The late, great historian Bernard Bailyn may have been, as his New York Times obituary says, “not very political,” but I think he must have inadvertently done much political mischief with the title of his most famous book, The Ideological Origins of the American Revolution. Though I fully accept that, as a historian, I am not fit to touch the hem of this great man’s garment, I humbly submit that the word “ideological” is an anachronistic misnomer in the context of the American revolution. This error is particularly regrettable, as the late professor is also described in his Times obit as “a frequent critic of overspecialization, abstraction and politicized ‘presentism’—that is, interpreting past events in terms of modern thinking and values.” As I see it, “ideological,” as applied to anything in the eighteenth century, is sheer presentism.

 “Ideology”—in the sense of an elaborately devised system of social and political organization, designed by intellectuals to be imposed on more organic social and political arrangements—had not been invented yet at the time of the American Revolution. According to the Oxford English Dictionary, the earliest occurrence of the word was in 1796, the year of John Adams’s election as our second president, when it meant “that branch of philosophy or psychology which deals with the origin and nature of ideas.” It wasn’t until after another century had passed that it was first recorded in print as a “systematic scheme of ideas, usually relating to politics, economics, or society and forming the basis of action or policy; a set of beliefs governing conduct.” These were areas of life which the first post-colonial generation in America would have largely put under the heading of morality or religion.

Does this matter? I think it does. For if we fail to distinguish between ideology as we understand it and the type of political philosophy with which the leaders of the American Revolution were familiar, we will advance the Left’s disingenuous contention that the Right has an opposing “ideology” of its own (first labeled “capitalism,” now “imperialism,” “white supremacy,” “patriarchy,” or any other such pejorative according to the Left’s needs). Once that contrast has been established, all that remains for the new ideologues’ propaganda is to prove that their ideology is superior to that of the opposition—not because there is, or ever can be, any concrete proof, but because it (theoretically, of course) promises more. 

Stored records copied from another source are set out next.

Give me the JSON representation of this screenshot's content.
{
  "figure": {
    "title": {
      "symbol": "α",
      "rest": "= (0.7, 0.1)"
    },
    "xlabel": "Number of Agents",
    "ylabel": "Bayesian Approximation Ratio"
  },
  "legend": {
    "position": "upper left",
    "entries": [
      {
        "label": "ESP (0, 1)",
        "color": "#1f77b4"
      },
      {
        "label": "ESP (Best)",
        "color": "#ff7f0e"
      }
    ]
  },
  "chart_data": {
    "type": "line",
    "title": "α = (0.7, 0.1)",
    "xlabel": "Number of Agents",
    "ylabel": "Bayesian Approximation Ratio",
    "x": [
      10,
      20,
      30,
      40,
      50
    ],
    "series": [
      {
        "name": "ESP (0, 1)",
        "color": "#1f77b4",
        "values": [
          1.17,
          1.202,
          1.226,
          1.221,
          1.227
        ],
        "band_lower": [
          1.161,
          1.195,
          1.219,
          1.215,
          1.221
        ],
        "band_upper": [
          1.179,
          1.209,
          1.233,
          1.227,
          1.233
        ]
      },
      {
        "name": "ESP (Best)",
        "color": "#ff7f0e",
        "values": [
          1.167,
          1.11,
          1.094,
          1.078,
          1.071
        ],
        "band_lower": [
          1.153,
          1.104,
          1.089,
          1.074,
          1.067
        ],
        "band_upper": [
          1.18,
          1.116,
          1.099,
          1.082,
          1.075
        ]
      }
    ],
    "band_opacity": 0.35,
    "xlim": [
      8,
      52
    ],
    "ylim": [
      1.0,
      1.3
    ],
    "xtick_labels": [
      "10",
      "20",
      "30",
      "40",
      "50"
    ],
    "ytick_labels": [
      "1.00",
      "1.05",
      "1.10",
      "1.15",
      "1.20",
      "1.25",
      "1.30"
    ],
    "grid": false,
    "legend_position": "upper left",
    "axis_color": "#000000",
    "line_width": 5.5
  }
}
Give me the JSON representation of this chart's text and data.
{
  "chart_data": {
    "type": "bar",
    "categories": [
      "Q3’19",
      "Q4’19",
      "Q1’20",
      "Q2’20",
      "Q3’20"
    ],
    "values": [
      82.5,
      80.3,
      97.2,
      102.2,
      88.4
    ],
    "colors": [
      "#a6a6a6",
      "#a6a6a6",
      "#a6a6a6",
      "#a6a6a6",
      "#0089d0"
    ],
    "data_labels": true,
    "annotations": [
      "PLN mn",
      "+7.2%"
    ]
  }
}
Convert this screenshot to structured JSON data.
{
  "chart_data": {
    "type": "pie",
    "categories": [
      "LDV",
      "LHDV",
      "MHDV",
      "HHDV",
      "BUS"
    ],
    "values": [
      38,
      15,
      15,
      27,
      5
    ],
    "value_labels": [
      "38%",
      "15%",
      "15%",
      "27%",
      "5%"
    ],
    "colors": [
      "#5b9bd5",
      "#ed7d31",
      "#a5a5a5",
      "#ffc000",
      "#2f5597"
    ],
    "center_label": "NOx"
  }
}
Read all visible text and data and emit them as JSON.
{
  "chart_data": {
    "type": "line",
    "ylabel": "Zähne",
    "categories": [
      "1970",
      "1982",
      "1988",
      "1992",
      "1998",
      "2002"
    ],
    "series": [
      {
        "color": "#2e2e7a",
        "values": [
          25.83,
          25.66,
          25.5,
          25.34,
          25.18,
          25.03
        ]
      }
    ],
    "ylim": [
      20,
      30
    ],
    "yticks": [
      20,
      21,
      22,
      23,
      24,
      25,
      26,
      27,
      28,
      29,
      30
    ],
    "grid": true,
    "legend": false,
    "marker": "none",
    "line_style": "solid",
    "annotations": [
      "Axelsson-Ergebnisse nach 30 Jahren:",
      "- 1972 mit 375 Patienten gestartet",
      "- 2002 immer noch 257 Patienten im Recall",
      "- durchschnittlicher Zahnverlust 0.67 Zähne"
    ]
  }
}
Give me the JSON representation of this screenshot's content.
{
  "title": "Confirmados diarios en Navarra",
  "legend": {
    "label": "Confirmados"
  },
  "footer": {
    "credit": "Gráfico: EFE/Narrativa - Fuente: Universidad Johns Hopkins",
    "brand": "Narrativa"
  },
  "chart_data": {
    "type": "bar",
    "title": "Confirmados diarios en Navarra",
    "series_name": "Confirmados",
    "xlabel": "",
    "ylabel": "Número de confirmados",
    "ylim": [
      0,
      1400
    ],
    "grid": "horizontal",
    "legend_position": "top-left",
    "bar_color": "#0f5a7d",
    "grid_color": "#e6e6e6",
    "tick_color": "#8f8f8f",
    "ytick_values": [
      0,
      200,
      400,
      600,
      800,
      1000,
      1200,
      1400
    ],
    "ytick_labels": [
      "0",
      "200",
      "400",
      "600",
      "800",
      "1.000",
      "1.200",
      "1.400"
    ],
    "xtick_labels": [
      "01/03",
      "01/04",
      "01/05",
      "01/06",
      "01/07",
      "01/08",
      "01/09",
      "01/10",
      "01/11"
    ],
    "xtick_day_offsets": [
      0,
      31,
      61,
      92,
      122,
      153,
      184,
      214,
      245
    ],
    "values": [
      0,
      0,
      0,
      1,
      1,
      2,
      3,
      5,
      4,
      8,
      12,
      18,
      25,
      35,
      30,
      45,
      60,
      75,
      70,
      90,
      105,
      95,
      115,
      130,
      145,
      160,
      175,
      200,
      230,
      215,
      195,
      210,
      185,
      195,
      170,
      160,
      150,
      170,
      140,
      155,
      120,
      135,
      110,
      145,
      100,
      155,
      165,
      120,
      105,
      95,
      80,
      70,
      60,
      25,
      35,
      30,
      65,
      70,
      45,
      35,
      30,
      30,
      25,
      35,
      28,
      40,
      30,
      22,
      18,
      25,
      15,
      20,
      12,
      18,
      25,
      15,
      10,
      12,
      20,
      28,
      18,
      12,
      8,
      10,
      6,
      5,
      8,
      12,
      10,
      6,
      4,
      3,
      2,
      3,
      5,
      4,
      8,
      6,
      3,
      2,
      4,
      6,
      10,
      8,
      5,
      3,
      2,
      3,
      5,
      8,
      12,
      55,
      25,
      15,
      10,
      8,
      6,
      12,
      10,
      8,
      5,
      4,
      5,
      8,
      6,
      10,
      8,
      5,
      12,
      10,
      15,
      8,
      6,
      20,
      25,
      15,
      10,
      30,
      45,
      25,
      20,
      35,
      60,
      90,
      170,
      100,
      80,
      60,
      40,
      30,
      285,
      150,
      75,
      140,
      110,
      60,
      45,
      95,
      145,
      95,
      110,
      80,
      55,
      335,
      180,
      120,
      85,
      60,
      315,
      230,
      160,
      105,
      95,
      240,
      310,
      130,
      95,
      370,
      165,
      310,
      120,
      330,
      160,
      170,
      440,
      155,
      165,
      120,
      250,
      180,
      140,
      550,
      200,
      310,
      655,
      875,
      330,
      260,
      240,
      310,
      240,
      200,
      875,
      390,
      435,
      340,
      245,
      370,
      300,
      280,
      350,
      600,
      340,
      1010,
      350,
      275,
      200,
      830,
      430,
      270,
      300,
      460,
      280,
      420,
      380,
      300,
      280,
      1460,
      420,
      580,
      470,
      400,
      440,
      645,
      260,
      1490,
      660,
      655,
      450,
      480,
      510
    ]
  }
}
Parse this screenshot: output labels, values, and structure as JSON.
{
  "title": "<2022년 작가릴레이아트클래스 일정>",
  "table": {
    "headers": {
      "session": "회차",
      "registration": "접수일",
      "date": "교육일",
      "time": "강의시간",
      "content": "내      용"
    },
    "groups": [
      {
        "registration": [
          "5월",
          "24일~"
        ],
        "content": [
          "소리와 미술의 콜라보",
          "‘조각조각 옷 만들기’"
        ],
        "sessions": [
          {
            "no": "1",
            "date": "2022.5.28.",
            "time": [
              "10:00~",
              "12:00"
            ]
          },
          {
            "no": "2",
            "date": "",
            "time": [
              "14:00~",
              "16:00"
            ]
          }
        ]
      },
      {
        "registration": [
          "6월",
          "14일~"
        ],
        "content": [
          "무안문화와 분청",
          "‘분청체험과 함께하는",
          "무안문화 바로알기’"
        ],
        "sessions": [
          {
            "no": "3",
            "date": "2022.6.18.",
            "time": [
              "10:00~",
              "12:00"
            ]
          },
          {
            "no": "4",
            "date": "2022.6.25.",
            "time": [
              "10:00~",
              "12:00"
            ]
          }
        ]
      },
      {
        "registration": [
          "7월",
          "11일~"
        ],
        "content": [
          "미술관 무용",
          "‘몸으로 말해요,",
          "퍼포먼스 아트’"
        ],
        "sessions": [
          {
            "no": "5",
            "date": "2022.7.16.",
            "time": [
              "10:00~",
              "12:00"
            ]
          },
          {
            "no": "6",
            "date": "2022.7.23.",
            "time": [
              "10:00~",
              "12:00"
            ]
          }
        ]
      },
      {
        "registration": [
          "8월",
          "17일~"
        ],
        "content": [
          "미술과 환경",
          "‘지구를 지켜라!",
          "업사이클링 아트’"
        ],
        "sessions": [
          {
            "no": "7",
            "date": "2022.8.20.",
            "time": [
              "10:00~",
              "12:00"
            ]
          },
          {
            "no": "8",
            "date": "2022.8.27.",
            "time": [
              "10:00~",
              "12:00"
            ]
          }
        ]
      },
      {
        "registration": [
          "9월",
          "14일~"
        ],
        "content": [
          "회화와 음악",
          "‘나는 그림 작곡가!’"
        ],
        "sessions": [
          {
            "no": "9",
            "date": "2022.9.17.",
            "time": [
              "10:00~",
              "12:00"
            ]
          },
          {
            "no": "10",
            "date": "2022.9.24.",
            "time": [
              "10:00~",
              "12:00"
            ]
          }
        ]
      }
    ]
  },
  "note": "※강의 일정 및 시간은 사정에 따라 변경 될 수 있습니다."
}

For the Left’s ideology promises utopia, and how do any of the right-wing’s purported ideologies compete with that? The Left knows that those on the Right who take the bait and argue on solely theoretical grounds—“ideological” grounds, as they would prefer to put it—and proclaim the comparative virtues of “capitalism” can never out-promise them, though far too many of my fellow conservatives have tried. But so long as they can keep the debate on this purely theoretical level, as a clash of rival ideologies, each side promising to be a better system for the production of human happiness and well-being, the revolutionary Left will always have the better of the argument. And it will help them immeasurably to keep the debate on that level, if they can continue to pretend that the revolutionaries of two and a half centuries ago were thinking ideologically too.

They weren’t. In fact, the original American revolution could be said to have been anti-ideological, since at its heart was the belief that individuals should be free to engage in their own “pursuit of happiness” without having some state-sponsored version of happiness thrust upon them willy nilly. “Capitalism,” like “ideology,” was a word unknown to the Founders, who had no grand economic theory on which they designed the American Republic, operating instead on the mostly mercantilist—but unsystematic—economic assumptions of their day. What the ideologues of the following century labeled “capitalism” (in order to contrast it unfavorably with socialism), was never anything more than the Founding Fathers’ word for economic reality, or realism if you prefer.

This reality is something that continues to exist in all human societies, regardless of their ideological pretensions, in spite of all opposing ideologies’ attempts to stamp it out. They may call it the black market, but it is, and always will be, nothing more or less than economic reality driven underground by law or custom, on top of which some ideological superstructure may or may not have been constructed to justify such a suppression of normal human life. In practical reality—or life as ordinary, non-ideological people know it—no theory has ever been more thoroughly discredited than socialism. But that seems never to have interfered with the ideology’s many and continuing theoretical triumphs over the Washington Generals of ideologies, “capitalism.”

“Ideology,” as Anthony Esolen has recently written, “makes you stupid.” And it is this stupidity that has spawned a whole new breed of ideological straw men—systemic racism, sexism, imperialism, colonialism, orientalism, homophobia, transphobia, Islamophobia, xenophobia, etc.—for the virtue-signaling progressive to pretend to wipe the floor with. A few, at least, of these newly minted fake ideologies did once exist in the real world in some form, before they were converted into mythical ones (like “systemic racism”), but the great virtue from the Left’s point of view of making real enemies into mythical ones is that, however often the latter have been rhetorically defeated, they will always be there for you to “vanquish” them again when need be. All such ideological triumphs exist only on a fantastical level and should not be confused with the real, tangible achievements of the American Revolution, any more than that revolution should be confused with the fantasy one now being enacted by the ideologues on our streets today.